Practical Tips for Utilizing Cheap Natural Gas for Energy Production
1. Upgrade to Natural Gas Appliances: For residential and commercial properties, upgrading to natural gas-powered appliances can significantly reduce energy costs. This includes stoves, water heaters, and furnaces.
2. Switch to Natural Gas Vehicles: Many automakers are now offering vehicles that run on natural gas, providing a more affordable and environmentally friendly option for transportation.
3. Utilize Combined Heat and Power (CHP) Systems: CHP systems generate both electricity and heat simultaneously, resulting in energy efficiency and cost savings.
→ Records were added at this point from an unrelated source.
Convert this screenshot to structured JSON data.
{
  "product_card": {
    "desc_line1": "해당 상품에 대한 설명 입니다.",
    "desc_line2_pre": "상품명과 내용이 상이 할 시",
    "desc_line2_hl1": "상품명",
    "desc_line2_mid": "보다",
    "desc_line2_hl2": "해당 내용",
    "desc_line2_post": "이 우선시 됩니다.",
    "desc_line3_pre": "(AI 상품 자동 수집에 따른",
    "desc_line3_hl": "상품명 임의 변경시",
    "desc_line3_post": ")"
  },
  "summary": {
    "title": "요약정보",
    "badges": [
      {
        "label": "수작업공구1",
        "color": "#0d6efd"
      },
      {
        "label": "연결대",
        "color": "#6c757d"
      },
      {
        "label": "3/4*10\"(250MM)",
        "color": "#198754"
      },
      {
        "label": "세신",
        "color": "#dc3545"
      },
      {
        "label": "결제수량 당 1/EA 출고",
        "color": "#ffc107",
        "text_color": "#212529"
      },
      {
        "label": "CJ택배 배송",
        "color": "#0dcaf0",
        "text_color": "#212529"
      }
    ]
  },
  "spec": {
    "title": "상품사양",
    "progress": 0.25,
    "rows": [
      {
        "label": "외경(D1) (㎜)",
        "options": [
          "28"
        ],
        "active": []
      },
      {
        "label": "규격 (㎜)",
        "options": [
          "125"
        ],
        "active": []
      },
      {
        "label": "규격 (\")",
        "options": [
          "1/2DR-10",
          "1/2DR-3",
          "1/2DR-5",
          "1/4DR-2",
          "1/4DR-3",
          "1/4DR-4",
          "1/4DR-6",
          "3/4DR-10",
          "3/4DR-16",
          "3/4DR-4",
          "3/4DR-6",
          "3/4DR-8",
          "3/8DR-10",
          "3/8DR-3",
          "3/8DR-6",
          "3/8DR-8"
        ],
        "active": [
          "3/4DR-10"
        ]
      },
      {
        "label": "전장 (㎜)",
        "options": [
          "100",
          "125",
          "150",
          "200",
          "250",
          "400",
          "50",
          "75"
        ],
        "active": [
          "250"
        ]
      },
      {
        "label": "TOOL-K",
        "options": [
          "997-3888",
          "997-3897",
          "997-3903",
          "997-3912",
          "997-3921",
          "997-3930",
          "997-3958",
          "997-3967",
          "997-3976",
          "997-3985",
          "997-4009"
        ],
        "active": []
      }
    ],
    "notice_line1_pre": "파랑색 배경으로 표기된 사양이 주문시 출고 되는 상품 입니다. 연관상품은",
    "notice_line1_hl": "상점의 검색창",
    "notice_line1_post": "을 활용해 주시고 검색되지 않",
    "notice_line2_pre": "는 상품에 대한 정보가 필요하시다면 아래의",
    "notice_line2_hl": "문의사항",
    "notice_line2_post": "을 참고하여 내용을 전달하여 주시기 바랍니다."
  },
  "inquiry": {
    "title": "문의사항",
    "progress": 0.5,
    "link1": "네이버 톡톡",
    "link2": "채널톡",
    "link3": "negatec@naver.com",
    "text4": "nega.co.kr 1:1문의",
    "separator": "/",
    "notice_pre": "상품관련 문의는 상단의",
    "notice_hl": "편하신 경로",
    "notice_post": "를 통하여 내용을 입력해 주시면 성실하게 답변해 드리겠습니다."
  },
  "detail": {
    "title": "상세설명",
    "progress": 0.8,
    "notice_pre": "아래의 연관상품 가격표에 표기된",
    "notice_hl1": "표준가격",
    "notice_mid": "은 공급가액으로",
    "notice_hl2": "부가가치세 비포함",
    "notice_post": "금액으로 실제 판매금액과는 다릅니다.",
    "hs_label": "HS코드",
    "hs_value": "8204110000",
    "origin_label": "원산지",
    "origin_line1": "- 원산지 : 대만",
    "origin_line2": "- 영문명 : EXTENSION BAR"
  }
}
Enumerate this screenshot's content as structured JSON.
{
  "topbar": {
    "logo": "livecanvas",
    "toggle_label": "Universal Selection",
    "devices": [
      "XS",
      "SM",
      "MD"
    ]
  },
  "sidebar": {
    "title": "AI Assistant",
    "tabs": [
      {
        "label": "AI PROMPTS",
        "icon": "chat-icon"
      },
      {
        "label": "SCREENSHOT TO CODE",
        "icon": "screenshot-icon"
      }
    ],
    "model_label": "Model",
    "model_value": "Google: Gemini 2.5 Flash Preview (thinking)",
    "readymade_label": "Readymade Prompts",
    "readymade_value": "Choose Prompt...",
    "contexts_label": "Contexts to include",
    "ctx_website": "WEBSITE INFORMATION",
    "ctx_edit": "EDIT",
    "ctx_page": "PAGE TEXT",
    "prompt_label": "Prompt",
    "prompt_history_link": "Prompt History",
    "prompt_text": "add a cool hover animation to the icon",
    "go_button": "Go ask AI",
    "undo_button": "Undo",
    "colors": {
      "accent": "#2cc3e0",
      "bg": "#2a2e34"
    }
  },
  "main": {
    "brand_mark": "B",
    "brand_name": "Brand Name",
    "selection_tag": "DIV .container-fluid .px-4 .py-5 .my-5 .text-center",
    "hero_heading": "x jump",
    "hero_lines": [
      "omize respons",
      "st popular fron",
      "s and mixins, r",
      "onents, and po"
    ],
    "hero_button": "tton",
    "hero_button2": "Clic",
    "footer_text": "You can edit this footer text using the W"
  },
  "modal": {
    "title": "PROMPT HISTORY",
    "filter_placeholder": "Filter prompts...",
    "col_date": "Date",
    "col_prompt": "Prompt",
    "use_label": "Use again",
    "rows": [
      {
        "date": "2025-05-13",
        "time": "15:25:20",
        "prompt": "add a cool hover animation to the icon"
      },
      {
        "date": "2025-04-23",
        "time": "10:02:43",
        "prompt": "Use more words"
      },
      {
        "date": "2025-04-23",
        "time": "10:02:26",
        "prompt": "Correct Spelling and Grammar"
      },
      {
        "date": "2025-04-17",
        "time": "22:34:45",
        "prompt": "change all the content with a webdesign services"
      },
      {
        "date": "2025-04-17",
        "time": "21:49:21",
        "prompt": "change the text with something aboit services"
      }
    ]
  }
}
With the low price of natural gas, implementing this system can further reduce energy costs for businesses.
Real-World Examples
One notable example of the impact of natural gas prices on energy production is the United States. The country has experienced a significant increase in natural gas production, resulting in a drop in prices. As a result, the U.S. has seen a shift towards natural gas-powered electricity generation, with an estimated 38% of the country’s electricity coming from natural gas in 2019.
Additionally, in Europe, cheap natural gas from the U.S. and other regions has led to a decrease in prices and more competitive market dynamics, benefitting consumers and businesses alike.
Conclusion
The surprising drop in natural gas prices has presented numerous opportunities for the energy sector. With its affordability, cleanliness, and versatility, natural gas is a viable option for both residential and industrial energy production. As the world continues to shift towards cleaner and more sustainable energy sources, natural gas is likely to play a crucial role in meeting energy demands. So, take advantage of the drop in prices and explore the various ways you can utilize natural gas for energy production in your home or business.